Disant être « en mission pour les proches aidants », la ministre Marguerite Blais annoncera vendredi que Québec investit 10 millions de dollars afin de mieux soutenir les 1,7 million de proches aidants de la province.

Ariane Lacoursière Ariane Lacoursière
La Presse

Cet argent sera versé aux centres intégrés (CISSS et CIUSSS) de chaque région, qui pourront financer des projets en fonction de leurs réalités propres. Les sommes devront être attribuées à des « services de proximité » qui offriront entre autres de la formation, du soutien psychosocial et du répit aux proches aidants.

Quand on lui souligne que 10 millions de dollars pour 1,7 million de proches aidants, c’est bien peu, la ministre Blais explique que cet investissement de 10 millions est tiré d’une enveloppe récurrente de 21 millions de dollars, entièrement destinée aux proches aidants, et annoncée par son gouvernement lors du dernier budget. « Du jamais vu pour un gouvernement en une année », dit-elle.

Reste que dans certaines régions, les investissements semblent minimes. Le CIUSSS de l’Ouest-de-l’Île-de-Montréal ne recevra par exemple que 316 000 $ et le CISSS de l’Outaouais, que 422 700 $.

Au cabinet de la ministre, on réplique que c’est la première fois que des montants sont affectés exclusivement aux services aux proches aidants. Les établissements devaient auparavant puiser dans d’autres enveloppes pour financer ces services. On mentionne aussi qu’il serait « infidèle à la réalité » de diviser l’argent investi par personne et de déduire que les proches aidants ne recevront que moins de 6 $ chacun, car « ce n’est pas tous les proches aidants qui ont les mêmes besoins ».

PHOTO JACQUES BOISSINOT, LA PRESSE CANADIENNE

Pour la ministre Marguerite Blais, le fait d’avoir épaulé son mari dans la maladie et jusqu’à sa mort en 2015 a motivé son retour en politique et son intention d’aider les proches aidants.

« Les 10 millions vont pouvoir faire en sorte d’augmenter l’offre de services qui existe déjà. Parce que dans les régions, on connaît les organismes qui sont en mesure de donner les services. Que ce soit des services de répit ou d’accompagnement », explique la ministre Blais.

Celle-ci souligne que l’objectif des établissements de santé sera de « s’adapter aux besoins des proches aidants ». « Certains voudront de l’aide à la maison.

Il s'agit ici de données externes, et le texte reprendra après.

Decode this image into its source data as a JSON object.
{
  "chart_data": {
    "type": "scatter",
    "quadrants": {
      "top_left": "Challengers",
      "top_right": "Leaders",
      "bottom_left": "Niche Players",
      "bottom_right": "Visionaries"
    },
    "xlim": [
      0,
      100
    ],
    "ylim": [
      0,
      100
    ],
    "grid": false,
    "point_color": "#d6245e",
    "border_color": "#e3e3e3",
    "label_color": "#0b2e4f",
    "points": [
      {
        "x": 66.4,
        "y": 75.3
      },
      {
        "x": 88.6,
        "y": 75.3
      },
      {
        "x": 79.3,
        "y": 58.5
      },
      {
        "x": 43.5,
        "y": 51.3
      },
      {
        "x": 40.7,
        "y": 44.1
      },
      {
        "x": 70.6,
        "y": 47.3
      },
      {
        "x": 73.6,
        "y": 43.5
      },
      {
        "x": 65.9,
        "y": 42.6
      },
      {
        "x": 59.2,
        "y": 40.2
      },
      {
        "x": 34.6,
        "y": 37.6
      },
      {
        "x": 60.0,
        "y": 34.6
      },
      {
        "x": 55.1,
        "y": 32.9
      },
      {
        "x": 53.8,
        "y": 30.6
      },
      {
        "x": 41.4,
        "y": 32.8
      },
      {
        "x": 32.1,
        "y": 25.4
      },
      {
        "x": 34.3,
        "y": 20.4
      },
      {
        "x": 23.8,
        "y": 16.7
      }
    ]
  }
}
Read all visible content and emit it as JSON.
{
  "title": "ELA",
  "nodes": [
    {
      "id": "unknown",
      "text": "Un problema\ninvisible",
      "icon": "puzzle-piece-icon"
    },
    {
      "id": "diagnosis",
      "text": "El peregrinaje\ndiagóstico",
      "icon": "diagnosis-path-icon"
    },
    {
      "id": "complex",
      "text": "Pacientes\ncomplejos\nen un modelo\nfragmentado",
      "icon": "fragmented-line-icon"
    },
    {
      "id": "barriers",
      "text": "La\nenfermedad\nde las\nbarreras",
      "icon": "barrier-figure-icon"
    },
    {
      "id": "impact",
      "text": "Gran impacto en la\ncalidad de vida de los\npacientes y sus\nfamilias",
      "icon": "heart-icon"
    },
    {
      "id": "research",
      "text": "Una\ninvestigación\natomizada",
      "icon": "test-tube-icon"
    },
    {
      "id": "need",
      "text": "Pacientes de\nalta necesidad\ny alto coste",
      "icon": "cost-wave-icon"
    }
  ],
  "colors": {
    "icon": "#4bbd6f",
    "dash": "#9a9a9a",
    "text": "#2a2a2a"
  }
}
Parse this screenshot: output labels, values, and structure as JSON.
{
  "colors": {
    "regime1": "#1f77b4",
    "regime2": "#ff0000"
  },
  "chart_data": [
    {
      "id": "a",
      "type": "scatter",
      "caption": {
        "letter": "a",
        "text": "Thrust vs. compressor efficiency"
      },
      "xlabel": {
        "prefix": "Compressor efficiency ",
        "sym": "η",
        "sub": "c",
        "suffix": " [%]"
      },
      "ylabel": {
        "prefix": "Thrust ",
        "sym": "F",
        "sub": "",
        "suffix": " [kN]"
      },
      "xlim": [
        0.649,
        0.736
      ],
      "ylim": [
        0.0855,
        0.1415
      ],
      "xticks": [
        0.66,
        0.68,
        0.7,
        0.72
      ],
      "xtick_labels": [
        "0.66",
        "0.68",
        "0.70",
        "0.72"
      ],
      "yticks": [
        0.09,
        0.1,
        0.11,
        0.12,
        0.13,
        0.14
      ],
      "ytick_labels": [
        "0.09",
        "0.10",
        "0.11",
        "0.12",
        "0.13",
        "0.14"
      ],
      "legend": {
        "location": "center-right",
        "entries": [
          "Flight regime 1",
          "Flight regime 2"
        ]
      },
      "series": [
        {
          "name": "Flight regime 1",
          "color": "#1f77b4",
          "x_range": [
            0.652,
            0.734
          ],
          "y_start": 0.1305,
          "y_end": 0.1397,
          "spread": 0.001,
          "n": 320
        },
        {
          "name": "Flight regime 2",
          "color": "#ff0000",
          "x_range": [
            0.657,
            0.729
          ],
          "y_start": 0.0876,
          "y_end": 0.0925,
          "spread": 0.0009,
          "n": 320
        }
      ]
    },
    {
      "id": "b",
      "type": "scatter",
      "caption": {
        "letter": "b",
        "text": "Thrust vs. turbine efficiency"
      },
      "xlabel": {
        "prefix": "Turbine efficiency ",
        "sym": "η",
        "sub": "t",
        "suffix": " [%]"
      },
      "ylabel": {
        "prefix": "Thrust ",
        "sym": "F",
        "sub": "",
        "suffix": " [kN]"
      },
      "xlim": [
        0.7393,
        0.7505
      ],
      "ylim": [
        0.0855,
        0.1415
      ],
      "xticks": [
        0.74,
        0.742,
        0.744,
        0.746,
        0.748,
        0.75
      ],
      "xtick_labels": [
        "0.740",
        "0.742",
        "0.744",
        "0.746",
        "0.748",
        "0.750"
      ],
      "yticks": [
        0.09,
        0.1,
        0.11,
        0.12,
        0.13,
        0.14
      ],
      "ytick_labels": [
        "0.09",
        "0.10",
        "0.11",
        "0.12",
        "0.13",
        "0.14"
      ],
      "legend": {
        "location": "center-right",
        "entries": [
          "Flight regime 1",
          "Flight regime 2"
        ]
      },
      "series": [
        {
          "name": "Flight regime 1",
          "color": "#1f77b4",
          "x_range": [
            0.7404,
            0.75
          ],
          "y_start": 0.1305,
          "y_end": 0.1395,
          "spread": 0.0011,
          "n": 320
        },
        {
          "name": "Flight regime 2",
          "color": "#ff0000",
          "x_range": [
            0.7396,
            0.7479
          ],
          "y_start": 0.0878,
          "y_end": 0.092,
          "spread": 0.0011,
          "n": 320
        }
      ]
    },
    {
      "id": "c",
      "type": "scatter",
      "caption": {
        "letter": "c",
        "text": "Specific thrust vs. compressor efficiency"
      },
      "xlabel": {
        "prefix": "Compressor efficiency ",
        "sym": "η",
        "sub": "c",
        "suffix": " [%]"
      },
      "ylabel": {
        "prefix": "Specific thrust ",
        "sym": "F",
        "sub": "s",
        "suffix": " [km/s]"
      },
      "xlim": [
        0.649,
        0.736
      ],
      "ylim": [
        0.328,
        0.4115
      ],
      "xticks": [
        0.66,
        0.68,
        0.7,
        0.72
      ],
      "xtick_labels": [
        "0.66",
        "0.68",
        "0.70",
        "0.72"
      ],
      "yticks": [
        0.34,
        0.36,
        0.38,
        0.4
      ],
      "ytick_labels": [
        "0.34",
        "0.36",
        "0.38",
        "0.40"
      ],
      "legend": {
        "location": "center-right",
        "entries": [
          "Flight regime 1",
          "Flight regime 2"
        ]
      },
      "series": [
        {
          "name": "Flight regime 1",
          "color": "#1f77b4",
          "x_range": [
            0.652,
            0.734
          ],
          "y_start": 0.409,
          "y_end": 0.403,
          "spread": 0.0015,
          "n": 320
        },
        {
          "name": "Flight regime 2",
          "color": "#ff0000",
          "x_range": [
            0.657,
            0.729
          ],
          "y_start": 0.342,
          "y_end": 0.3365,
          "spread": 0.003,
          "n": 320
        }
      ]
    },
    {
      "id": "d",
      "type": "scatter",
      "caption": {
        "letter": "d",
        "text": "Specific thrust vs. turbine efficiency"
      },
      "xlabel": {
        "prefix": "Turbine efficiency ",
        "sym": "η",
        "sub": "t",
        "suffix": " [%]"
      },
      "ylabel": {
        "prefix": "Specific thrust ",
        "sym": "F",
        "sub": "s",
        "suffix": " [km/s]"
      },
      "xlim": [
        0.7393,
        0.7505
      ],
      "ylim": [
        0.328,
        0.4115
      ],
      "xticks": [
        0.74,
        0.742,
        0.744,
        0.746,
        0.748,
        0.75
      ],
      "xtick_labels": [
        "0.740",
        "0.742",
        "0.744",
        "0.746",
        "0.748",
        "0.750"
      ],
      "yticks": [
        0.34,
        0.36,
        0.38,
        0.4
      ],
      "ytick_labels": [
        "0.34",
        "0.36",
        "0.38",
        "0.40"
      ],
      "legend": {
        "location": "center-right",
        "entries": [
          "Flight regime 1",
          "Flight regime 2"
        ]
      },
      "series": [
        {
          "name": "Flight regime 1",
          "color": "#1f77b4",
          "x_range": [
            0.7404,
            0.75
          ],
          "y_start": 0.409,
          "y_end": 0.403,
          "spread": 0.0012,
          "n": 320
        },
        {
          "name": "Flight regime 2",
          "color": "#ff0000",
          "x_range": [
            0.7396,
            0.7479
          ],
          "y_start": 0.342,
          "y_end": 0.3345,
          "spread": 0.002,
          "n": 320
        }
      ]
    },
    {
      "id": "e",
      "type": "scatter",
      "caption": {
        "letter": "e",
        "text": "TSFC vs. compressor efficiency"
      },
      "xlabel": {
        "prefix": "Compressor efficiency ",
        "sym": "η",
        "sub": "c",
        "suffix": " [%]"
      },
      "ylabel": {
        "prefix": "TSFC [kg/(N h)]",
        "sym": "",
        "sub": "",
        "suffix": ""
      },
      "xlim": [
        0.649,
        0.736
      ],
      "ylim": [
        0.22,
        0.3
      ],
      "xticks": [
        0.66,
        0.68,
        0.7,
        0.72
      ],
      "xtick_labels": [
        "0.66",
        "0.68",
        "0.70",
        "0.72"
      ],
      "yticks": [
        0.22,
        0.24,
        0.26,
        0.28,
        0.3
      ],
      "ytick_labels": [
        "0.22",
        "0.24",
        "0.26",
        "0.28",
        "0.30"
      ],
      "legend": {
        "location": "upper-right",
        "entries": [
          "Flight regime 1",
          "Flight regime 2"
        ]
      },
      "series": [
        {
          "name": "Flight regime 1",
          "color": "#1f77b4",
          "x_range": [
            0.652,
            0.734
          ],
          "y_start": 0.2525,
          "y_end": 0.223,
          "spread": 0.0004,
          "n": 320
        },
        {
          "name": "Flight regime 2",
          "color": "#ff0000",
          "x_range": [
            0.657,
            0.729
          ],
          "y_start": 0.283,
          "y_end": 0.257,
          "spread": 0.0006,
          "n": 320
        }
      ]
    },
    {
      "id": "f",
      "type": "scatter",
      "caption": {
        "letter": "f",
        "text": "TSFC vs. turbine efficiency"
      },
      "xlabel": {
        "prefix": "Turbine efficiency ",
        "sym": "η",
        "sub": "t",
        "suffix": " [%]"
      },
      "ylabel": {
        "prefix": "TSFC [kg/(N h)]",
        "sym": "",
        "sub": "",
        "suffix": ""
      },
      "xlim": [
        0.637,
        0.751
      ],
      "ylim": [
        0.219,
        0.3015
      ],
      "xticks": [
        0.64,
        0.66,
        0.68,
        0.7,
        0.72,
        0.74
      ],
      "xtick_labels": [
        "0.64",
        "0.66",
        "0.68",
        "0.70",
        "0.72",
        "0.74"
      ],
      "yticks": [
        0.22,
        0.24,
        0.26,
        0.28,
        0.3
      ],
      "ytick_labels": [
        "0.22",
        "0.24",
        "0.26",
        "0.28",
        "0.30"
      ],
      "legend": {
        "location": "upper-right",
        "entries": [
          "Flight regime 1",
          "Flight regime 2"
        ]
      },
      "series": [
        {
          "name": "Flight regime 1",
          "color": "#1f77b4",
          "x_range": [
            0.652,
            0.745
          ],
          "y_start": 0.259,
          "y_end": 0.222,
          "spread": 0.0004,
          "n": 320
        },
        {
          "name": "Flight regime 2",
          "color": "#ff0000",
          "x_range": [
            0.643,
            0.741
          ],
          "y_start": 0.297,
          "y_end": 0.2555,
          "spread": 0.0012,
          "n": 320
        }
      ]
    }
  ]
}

D’autres, des lits de répit… », illustre la ministre.

Tous les proches aidants de la province, qu’ils aident des personnes âgées ou des personnes ayant un trouble de santé mentale, une déficience physique, une déficience intellectuelle ou un trouble du spectre de l’autisme (TSA), sont visés par cette annonce.

Reddition de comptes

La ministre Blais demandera une reddition de comptes aux établissements de santé qui se partageront les 10 millions de dollars. « Je demande à chaque établissement de me faire une reddition à savoir où l’argent est allé et quelles sont les personnes qui en ont bénéficié. Est-ce que c’est les personnes qui présentent un TSA, une déficience physique, une déficience intellectuelle… Parce qu’à la fin, on veut être capables de mesurer quels sont réellement les besoins les plus criants pour être en mesure d’agir », dit la ministre.

Pour la ministre Blais, le fait d’avoir épaulé son mari dans la maladie et jusqu’à sa mort en 2015 a totalement motivé son retour en politique et son intention d’aider les proches aidants. « Si je n’avais pas été proche aidante. Si je n’avais pas vécu ce que j’ai vécu. Si je n’avais pas été en détresse psychologique. Si je n’avais pas été en hyper vigilance… Je ne serais jamais revenue et je n’aurais jamais pris ce dossier autant à cœur que je le prends maintenant », dit-elle.

La ministre rappelle que la Politique nationale sur les proches aidants de son gouvernement est attendue ce printemps. Mme Blais laisse déjà entendre que plus de soutien médical sera prévu pour les proches aidants. « Ils ont besoin d’être soutenus mentalement et médicalement », dit-elle.